Deux organisations non gouvernementales de développement (ONGD) française et suisse, Cafeafrica et Agri sud, s’emploient à l’encadrement de la population paysanne des filières café et cacao du territoire de Lukula et de Tshela, dans la province du Kongo Central, en vue de la relance de la production et la revalorisation de ces filières, a indiqué mercredi à l’ACP l’Ir Daniel Kuika Tsoni, président du comité de pilotage de la filière café et cacao dans cette province.

Selon l’Ir Kuika Tsoni, des avancées significatives ont été remarquées dans l’évolution des filières café et cacao avec la remise au travail des paysans producteurs consécutive à une motivation des deux ONGD étrangères qui ont mis à la disposition de la population paysanne des germoirs, des pépinières et des parcs pour des caféiers dont les plantules sont distribuées à un prix réduit , soit 100 Francs Congolais la plantule.

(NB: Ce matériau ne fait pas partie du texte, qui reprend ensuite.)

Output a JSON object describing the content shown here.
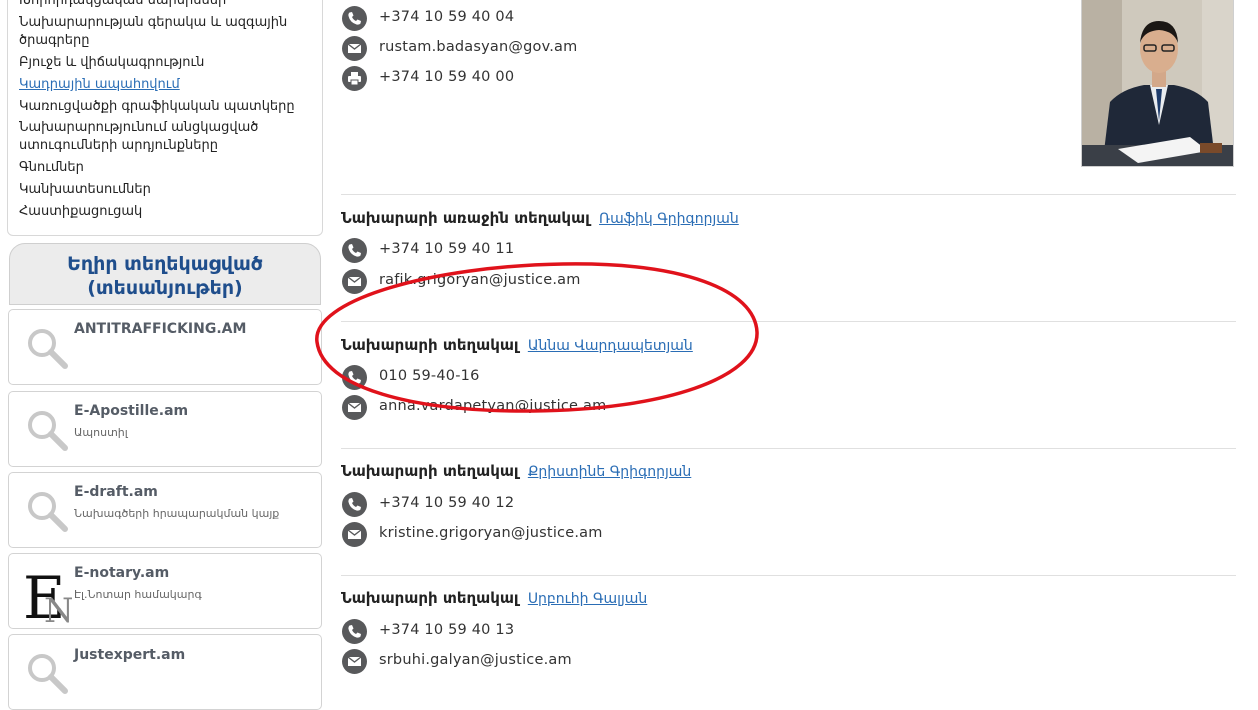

Cette pratique, qui aide la population à relancer la production du café et du cacao dans ces deux territoires, est soutenue par l’installation d’un dépulpeur pouvant les aider à traiter le café par la voie humide et un air de séchage de ce café pour un produit de première qualité.

17 dépulpeurs motorisées, 6 dépulpeurs manuels et deux deparcheuses ont été mis à la portée des paysans pour motiver la relance de la culture du café, a relevé président du comité de pilotage de la filière café et cacao dans la province.

L’installation de ce matériel incitera la population à accroitre la superficie caféicole, a-t-il assuré, soulignant qu’elle rendra les associations fortes et à même, à la longue, de pouvoir exporter seules le produit pour leur bien-être social.

La population a souhaité, pour plus de liberté de travail, que l’Etat congolais installe dans chaque village ces machines, étant donné qu’elles sont vendues à un prix réduit, soit 2.700 dollars pour un dépulpeur motorisé et 700 dollars pour un dépulpeur manuel.